3. Physicist Richard Feynman originated a new way of thinking about charge: a charge of a certain type is equivalent to a charge of the opposite type that happens to be moving backward in time! An electron moving backward in time is an antielectron --- a particle that has the same mass as an electron, but whose charge is opposite. Likewise we have antiprotons, and antimatter made from antiprotons and antielectrons. Antielectrons occur naturally everywhere around you due to natural radioactive decay and radiation from outer space. A small number of antihydrogen atoms has even been created in particle accelerators!
Show that, for each rule for magnetic interactions shown in m, the rule is still valid if you replace one of the charges with an opposite charge moving in the opposite direction (i.e., backward in time).
4. Refer to figure r on page 123. Electrons have the type of charge I've been representing with light-colored spheres.
- As the electrons in the beam pass over the top of the circle, what is the direction of the force on them? Use what you know about circular motion.
- From this information, use figure q on page 123 to determine the direction of the magnetic field (left, right, up, down, into the page, or out of the page).
5. You can't use a light wave to see things that are smaller than the wavelength of the light.

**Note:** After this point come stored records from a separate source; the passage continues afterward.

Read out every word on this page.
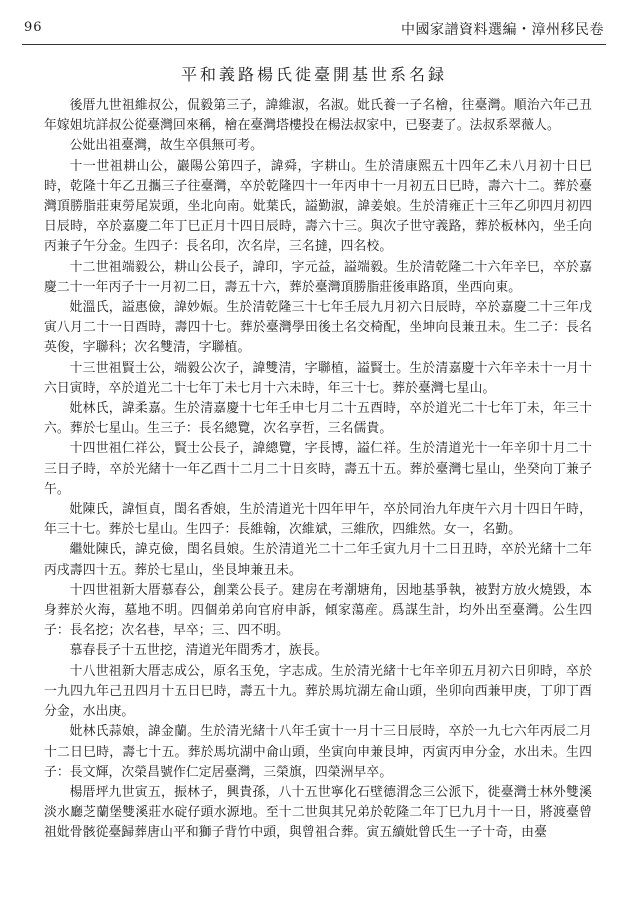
96	中國家譜資料選編・漳州移民卷
平和義路楊氏徙臺開基世系名録

後厝九世祖維叔公，侃毅第三子，諱維淑，名淑。妣氏養一子名檜，往臺灣。順治六年己丑年嫁姐坑詳叔公從臺灣回來稱，檜在臺灣塔樓投在楊法叔家中，已娶妻了。法叔系翠薇人。

公妣出祖臺灣，故生卒俱無可考。

十一世祖耕山公，巖陽公第四子，諱舜，字耕山。生於清康熙五十四年乙未八月初十日巳時，乾隆十年乙丑攜三子往臺灣，卒於乾隆四十一年丙申十一月初五日巳時，壽六十二。葬於臺灣頂勝脂莊東勞尾炭頭，坐北向南。妣葉氏，謚勤淑，諱姜娘。生於清雍正十三年乙卯四月初四日辰時，卒於嘉慶二年丁巳正月十四日辰時，壽六十三。與次子世守義路，葬於板林內，坐壬向丙兼子午分金。生四子：長名印，次名岸，三名撻，四名校。

十二世祖端毅公，耕山公長子，諱印，字元益，謚端毅。生於清乾隆二十六年辛巳，卒於嘉慶二十一年丙子十一月初二日，壽五十六，葬於臺灣頂勝脂莊後車路頂，坐西向東。

妣溫氏，謚惠儉，諱妙娠。生於清乾隆三十七年壬辰九月初六日辰時，卒於嘉慶二十三年戊寅八月二十一日酉時，壽四十七。葬於臺灣學田後土名交椅配，坐坤向艮兼丑未。生二子：長名英俊，字聯科；次名雙清，字聯植。

十三世祖賢士公，端毅公次子，諱雙清，字聯植，謚賢士。生於清嘉慶十六年辛未十一月十六日寅時，卒於道光二十七年丁未七月十六未時，年三十七。葬於臺灣七星山。

妣林氏，諱柔嘉。生於清嘉慶十七年壬申七月二十五酉時，卒於道光二十七年丁未，年三十六。葬於七星山。生三子：長名總覽，次名享哲，三名儒貴。

十四世祖仁祥公，賢士公長子，諱總覽，字長博，謚仁祥。生於清道光十一年辛卯十月二十三日子時，卒於光緒十一年乙酉十二月二十日亥時，壽五十五。葬於臺灣七星山，坐癸向丁兼子午。

妣陳氏，諱恒貞，閨名香娘，生於清道光十四年甲午，卒於同治九年庚午六月十四日午時，年三十七。葬於七星山。生四子：長維翰，次維斌，三維欣，四維然。女一，名勤。

繼妣陳氏，諱克儉，閨名員娘。生於清道光二十二年壬寅九月十二日丑時，卒於光緒十二年丙戌壽四十五。葬於七星山，坐艮坤兼丑未。

十四世祖新大厝慕春公，創業公長子。建房在考潮塘角，因地基爭執，被對方放火燒毀，本身葬於火海，墓地不明。四個弟弟向官府申訴，傾家蕩産。爲謀生計，均外出至臺灣。公生四子：長名挖；次名巷，早卒；三、四不明。

慕春長子十五世挖，清道光年間秀才，族長。

十八世祖新大厝志成公，原名玉免，字志成。生於清光緒十七年辛卯五月初六日卯時，卒於一九四九年己丑四月十五日巳時，壽五十九。葬於馬坑湖左侖山頭，坐卯向西兼甲庚，丁卯丁酉分金，水出庚。

妣林氏蒜娘，諱金蘭。生於清光緒十八年壬寅十一月十三日辰時，卒於一九七六年丙辰二月十二日巳時，壽七十五。葬於馬坑湖中侖山頭，坐寅向申兼艮坤，丙寅丙申分金，水出未。生四子：長文輝，次榮昌號作仁定居臺灣，三榮旗，四榮洲早卒。

楊厝坪九世寅五，振林子，興貴孫，八十五世寧化石壁德渭念三公派下，徙臺灣士林外雙溪淡水廳芝蘭堡雙溪莊水碇仔頭水源地。至十二世與其兄弟於乾隆二年丁巳九月十一日，將渡臺曾祖妣骨骸從臺歸葬唐山平和獅子背竹中頭，與曾祖合葬。寅五續妣曾氏生一子十奇，由臺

- Referring to figure z on page 129, what color of light do you think would be the best to use for microscopy?
- The size of an atom is about 10-10 meters. Can visible light be used to make images of individual atoms?
6. You know how a microwave gets some parts of your food hot, but leaves other parts cold? Suppose someone is trying to convince you of the following explanation for this fact: The microwaves inside the oven form a stationary wave pattern, like the vibrations of a clothesline or a guitar string. The food is heated unevenly because the wave crests are a certain distance apart, and the parts of the food that get heated the most are the ones where there's a crest in the wave pattern. Use the wavelength scale in figure z on page 129 as a way of checking numerically whether this is a reasonable explanation.
7. Give an example of how the correspondence principle applies here, referring to a concrete observation from a lab.
References
- As discussed in chapter 4, one consequence of Einstein's theory of relativity is that material objects can never move faster than the speed of light. It can also be shown that signals or information are subject to the same limit.
- Oersted's paper describing the phenomenon says that “The first experiments on the subject ... were set on foot in the classes for electricity, galvanism, and magnetism, which were held by me in the winter just past,” but that doesn't tell us whether the result was really a surprise that occurred in front of his students.
- All quotes are from the 1876 translation are by J.E. Kempe.